A standardised exchange-traded contract obligating the buyer to purchase, and the seller to sell, an asset at a predetermined price on a specified future expiry date.
A futures contract is a legally binding agreement to buy or sell an underlying asset at a predetermined price on a specific future date. Unlike options (Call Option), futures carry an obligation — both parties must honour the contract at expiry. In India, futures are traded on the NSE (equity and index futures), MCX (Commodity futures), and NCDEX (agricultural commodity futures).
The mechanics of futures involve margin-based trading.
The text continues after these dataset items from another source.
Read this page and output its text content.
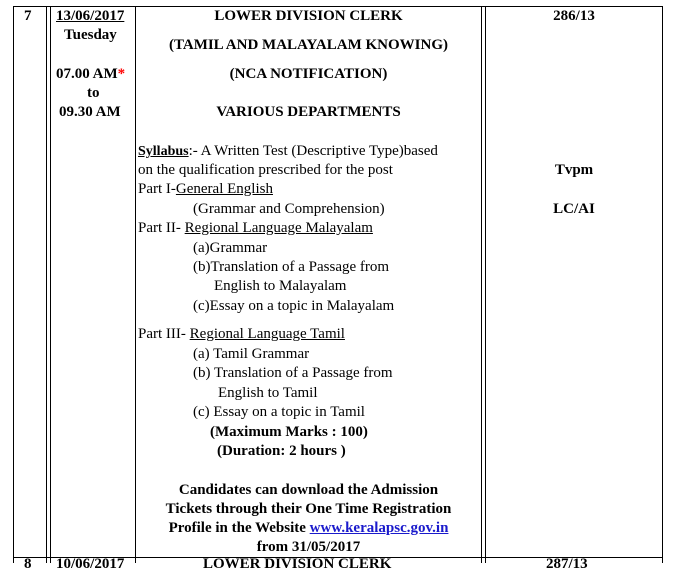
7 13/06/2017
Tuesday
07.00 AM*
to
09.30 AM
LOWER DIVISION CLERK
(TAMIL AND MALAYALAM KNOWING)
(NCA NOTIFICATION)
VARIOUS DEPARTMENTS
286/13
Tvpm
LC/AI
Syllabus:- A Written Test (Descriptive Type)based
on the qualification prescribed for the post
Part I-General English
(Grammar and Comprehension)
Part II- Regional Language Malayalam
(a)Grammar
(b)Translation of a Passage from
English to Malayalam
(c)Essay on a topic in Malayalam
Part III- Regional Language Tamil
(a) Tamil Grammar
(b) Translation of a Passage from
English to Tamil
(c) Essay on a topic in Tamil
(Maximum Marks : 100)
(Duration: 2 hours )
Candidates can download the Admission
Tickets through their One Time Registration
Profile in the Website www.keralapsc.gov.in
from 31/05/2017
8 10/06/2017	LOWER DIVISION CLERK	287/13
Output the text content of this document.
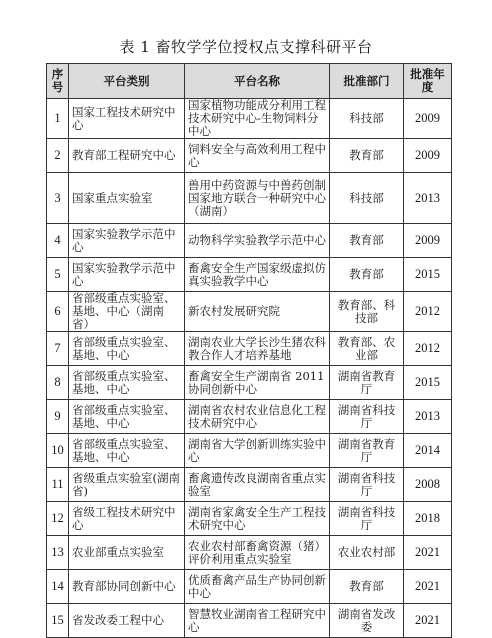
表 1 畜牧学学位授权点支撑科研平台
序号	平台类别	平台名称	批准部门	批准年度
1	国家工程技术研究中心	国家植物功能成分利用工程技术研究中心-生物饲料分中心	科技部	2009
2	教育部工程研究中心	饲料安全与高效利用工程中心	教育部	2009
3	国家重点实验室	兽用中药资源与中兽药创制国家地方联合一种研究中心（湖南）	科技部	2013
4	国家实验教学示范中心	动物科学实验教学示范中心	教育部	2009
5	国家实验教学示范中心	畜禽安全生产国家级虚拟仿真实验教学中心	教育部	2015
6	省部级重点实验室、基地、中心（湖南省）	新农村发展研究院	教育部、科技部	2012
7	省部级重点实验室、基地、中心	湖南农业大学长沙生猪农科教合作人才培养基地	教育部、农业部	2012
8	省部级重点实验室、基地、中心	畜禽安全生产湖南省 2011 协同创新中心	湖南省教育厅	2015
9	省部级重点实验室、基地、中心	湖南省农村农业信息化工程技术研究中心	湖南省科技厅	2013
10	省部级重点实验室、基地、中心	湖南省大学创新训练实验中心	湖南省教育厅	2014
11	省级重点实验室(湖南省)	畜禽遗传改良湖南省重点实验室	湖南省科技厅	2008
12	省级工程技术研究中心	湖南省家禽安全生产工程技术研究中心	湖南省科技厅	2018
13	农业部重点实验室	农业农村部畜禽资源（猪）评价利用重点实验室	农业农村部	2021
14	教育部协同创新中心	优质畜禽产品生产协同创新中心	教育部	2021
15	省发改委工程中心	智慧牧业湖南省工程研究中心	湖南省发改委	2021
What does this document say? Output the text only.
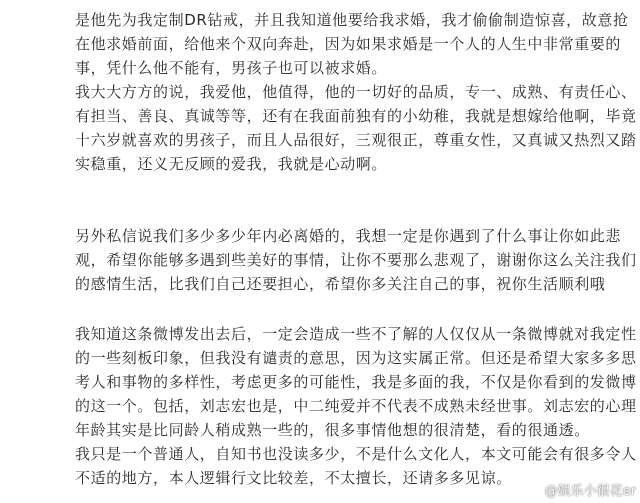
是他先为我定制DR钻戒，并且我知道他要给我求婚，我才偷偷制造惊喜，故意抢
在他求婚前面，给他来个双向奔赴，因为如果求婚是一个人的人生中非常重要的
事，凭什么他不能有，男孩子也可以被求婚。
我大大方方的说，我爱他，他值得，他的一切好的品质，专一、成熟、有责任心、
有担当、善良、真诚等等，还有在我面前独有的小幼稚，我就是想嫁给他啊，毕竟
十六岁就喜欢的男孩子，而且人品很好，三观很正，尊重女性，又真诚又热烈又踏
实稳重，还义无反顾的爱我，我就是心动啊。
另外私信说我们多少多少年内必离婚的，我想一定是你遇到了什么事让你如此悲
观，希望你能够多遇到些美好的事情，让你不要那么悲观了，谢谢你这么关注我们
的感情生活，比我们自己还要担心，希望你多关注自己的事，祝你生活顺利哦
我知道这条微博发出去后，一定会造成一些不了解的人仅仅从一条微博就对我定性
的一些刻板印象，但我没有谴责的意思，因为这实属正常。但还是希望大家多多思
考人和事物的多样性，考虑更多的可能性，我是多面的我，不仅是你看到的发微博
的这一个。包括，刘志宏也是，中二纯爱并不代表不成熟未经世事。刘志宏的心理
年龄其实是比同龄人稍成熟一些的，很多事情他想的很清楚，看的很通透。
我只是一个普通人，自知书也没读多少，不是什么文化人，本文可能会有很多令人
不适的地方，本人逻辑行文比较差，不太擅长，还请多多见谅。
@娱乐小很花er
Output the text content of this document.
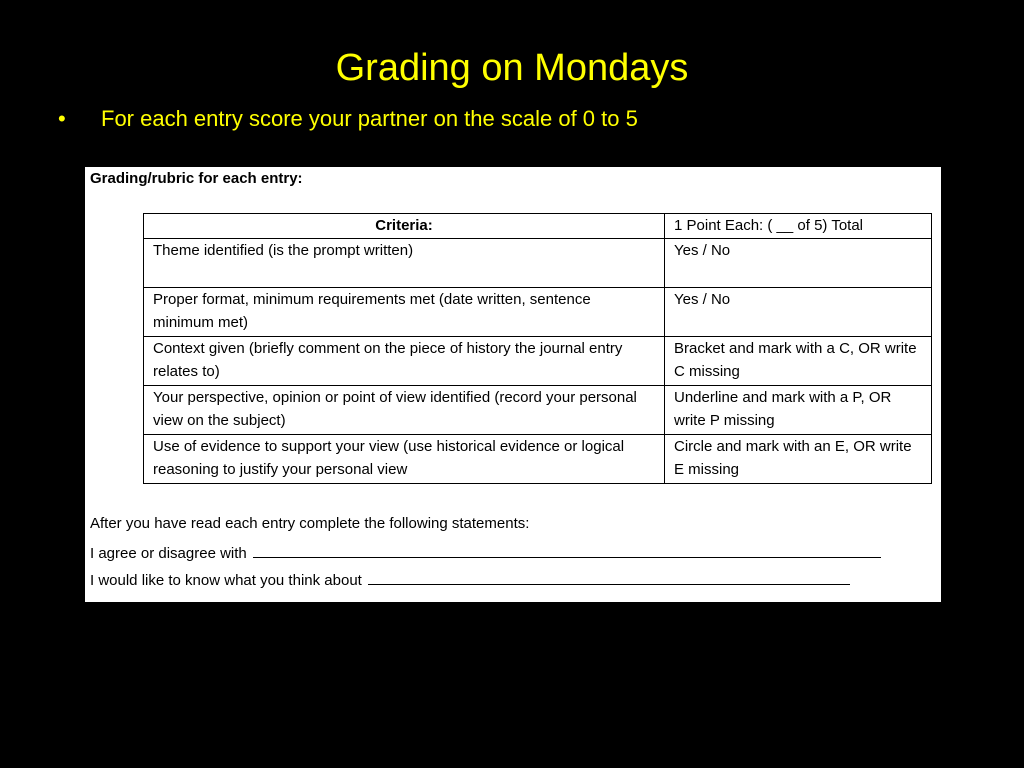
Grading on Mondays
• For each entry score your partner on the scale of 0 to 5
Grading/rubric for each entry:
Criteria:	1 Point Each: ( __ of 5) Total
Theme identified (is the prompt written)	Yes / No
Proper format, minimum requirements met (date written, sentence minimum met)	Yes / No
Context given (briefly comment on the piece of history the journal entry relates to)	Bracket and mark with a C, OR write C missing
Your perspective, opinion or point of view identified (record your personal view on the subject)	Underline and mark with a P, OR write P missing
Use of evidence to support your view (use historical evidence or logical reasoning to justify your personal view	Circle and mark with an E, OR write E missing
After you have read each entry complete the following statements:
I agree or disagree with
I would like to know what you think about
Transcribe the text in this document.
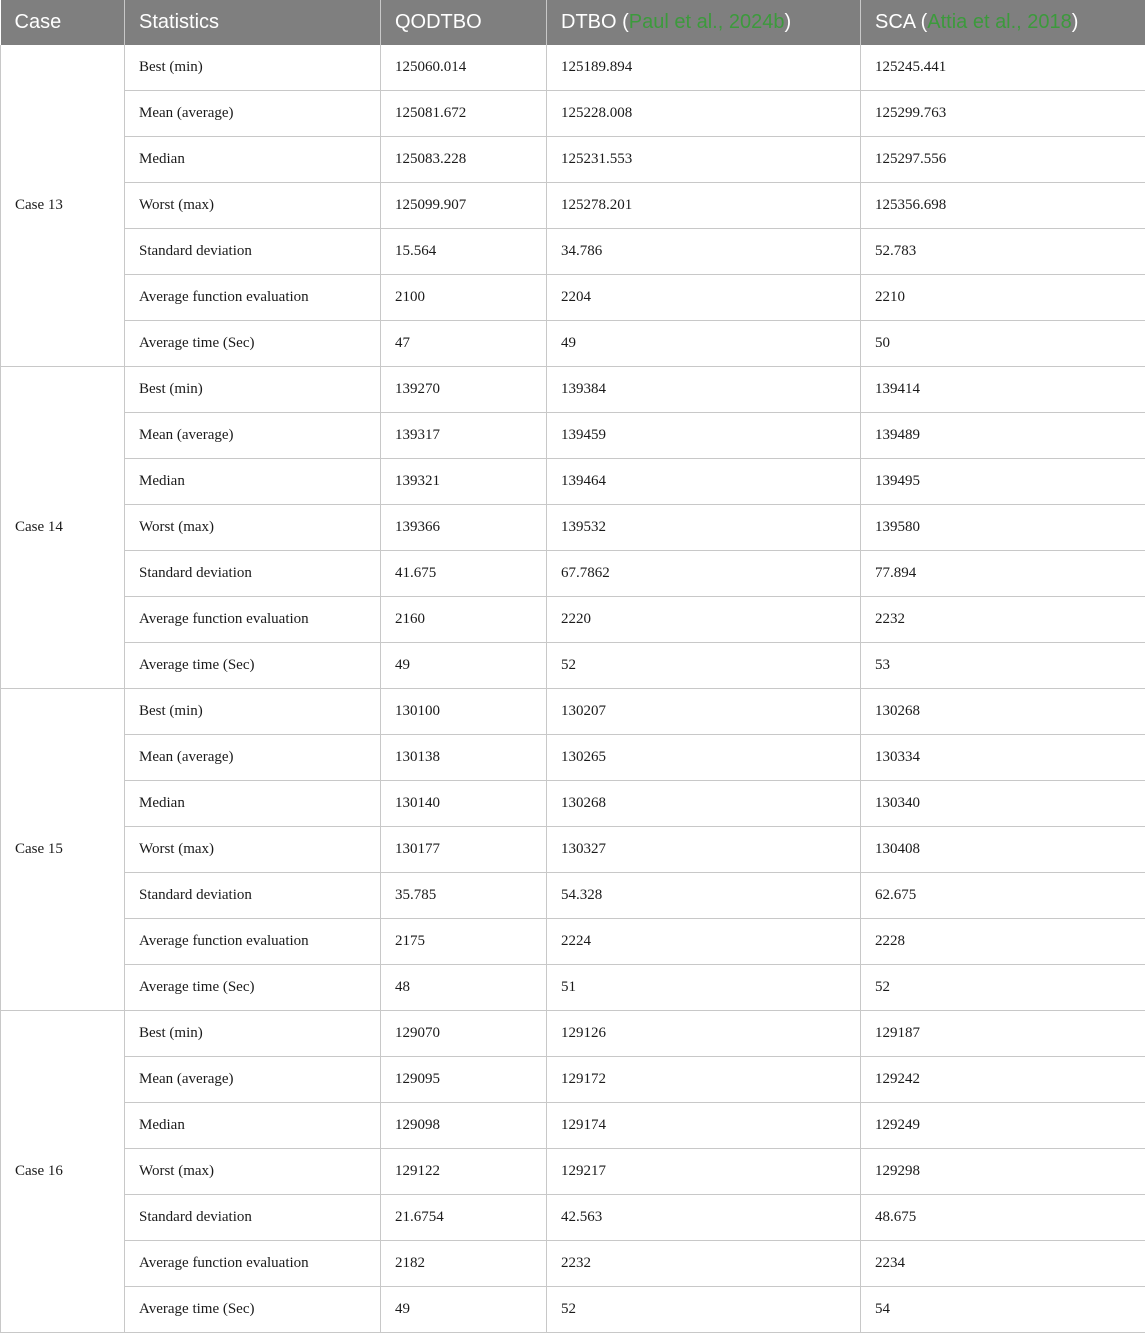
Case	Statistics	QODTBO	DTBO (Paul et al., 2024b)	SCA (Attia et al., 2018)
Case 13	Best (min)	125060.014	125189.894	125245.441
	Mean (average)	125081.672	125228.008	125299.763
	Median	125083.228	125231.553	125297.556
	Worst (max)	125099.907	125278.201	125356.698
	Standard deviation	15.564	34.786	52.783
	Average function evaluation	2100	2204	2210
	Average time (Sec)	47	49	50
Case 14	Best (min)	139270	139384	139414
	Mean (average)	139317	139459	139489
	Median	139321	139464	139495
	Worst (max)	139366	139532	139580
	Standard deviation	41.675	67.7862	77.894
	Average function evaluation	2160	2220	2232
	Average time (Sec)	49	52	53
Case 15	Best (min)	130100	130207	130268
	Mean (average)	130138	130265	130334
	Median	130140	130268	130340
	Worst (max)	130177	130327	130408
	Standard deviation	35.785	54.328	62.675
	Average function evaluation	2175	2224	2228
	Average time (Sec)	48	51	52
Case 16	Best (min)	129070	129126	129187
	Mean (average)	129095	129172	129242
	Median	129098	129174	129249
	Worst (max)	129122	129217	129298
	Standard deviation	21.6754	42.563	48.675
	Average function evaluation	2182	2232	2234
	Average time (Sec)	49	52	54
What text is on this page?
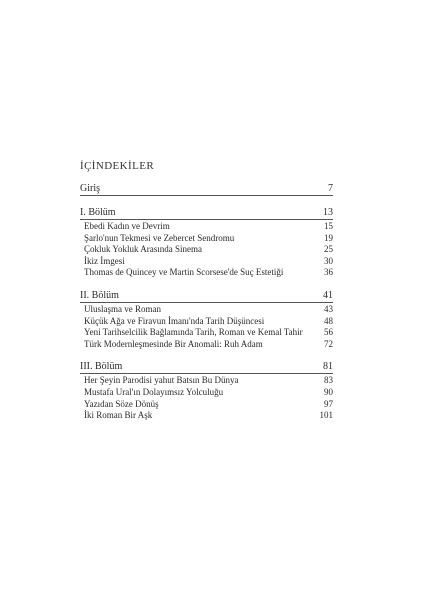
İÇİNDEKİLER
Giriş	7
I. Bölüm	13
Ebedi Kadın ve Devrim	15
Şarlo'nun Tekmesi ve Zebercet Sendromu	19
Çokluk Yokluk Arasında Sinema	25
İkiz İmgesi	30
Thomas de Quincey ve Martin Scorsese'de Suç Estetiği	36
II. Bölüm	41
Uluslaşma ve Roman	43
Küçük Ağa ve Firavun İmanı'nda Tarih Düşüncesi	48
Yeni Tarihselcilik Bağlamında Tarih, Roman ve Kemal Tahir	56
Türk Modernleşmesinde Bir Anomali: Ruh Adam	72
III. Bölüm	81
Her Şeyin Parodisi yahut Batsın Bu Dünya	83
Mustafa Ural'ın Dolayımsız Yolculuğu	90
Yazıdan Söze Dönüş	97
İki Roman Bir Aşk	101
Instead of paying the full contract value, you deposit an initial margin (typically 12-20% for equity futures). If Reliance futures trade at Rs 2,500 with a lot size of 250, the contract value is Rs 6,25,000, but you need only Rs 1,00,000-1,25,000 in margin. This leverage amplifies both gains and losses — a 5% move translates to a 25-40% gain or loss on your margin.
In Indian equity markets, single-stock futures are available on approximately 200 stocks, with monthly expiry on the last Thursday. Index futures (Nifty 50, Bank Nifty, Nifty Financial Services) also expire monthly. Futures prices typically trade at a premium to the spot price (called "basis" or "premium") due to the cost of carry (interest rate minus expected dividends). As expiry approaches, the basis converges to zero — the futures price equals the spot price at settlement.
Common futures trading strategies include: directional trading (buying futures to go long with leverage, or selling to go short), hedging (a portfolio manager selling Nifty futures to protect against a market decline), pairs trading (long one stock's futures, short a related stock's futures), and calendar spread (buying the near-month and selling the far-month, or vice versa, to capture the basis differential).
SEBI's 2024 regulatory changes significantly impacted futures trading: increased lot sizes raised the minimum contract value to Rs 5-10 lakh, Extreme Loss Margin (ELM) was increased on expiry day, and position limits were tightened. Stock futures that expire in-the-money are physically settled — actual shares are delivered. These changes aim to reduce speculative excess while maintaining the hedging function. Understanding margin requirements, daily mark-to-market settlement, and the risk of unlimited loss (on short futures) is essential before trading.
India Context
NSE equity futures: ~200 stocks + 3 major indices. Monthly expiry on last Thursday. Margin: 12-20%. Physical delivery for stock futures at expiry (since 2019). SEBI 2024: increased lot sizes and margins.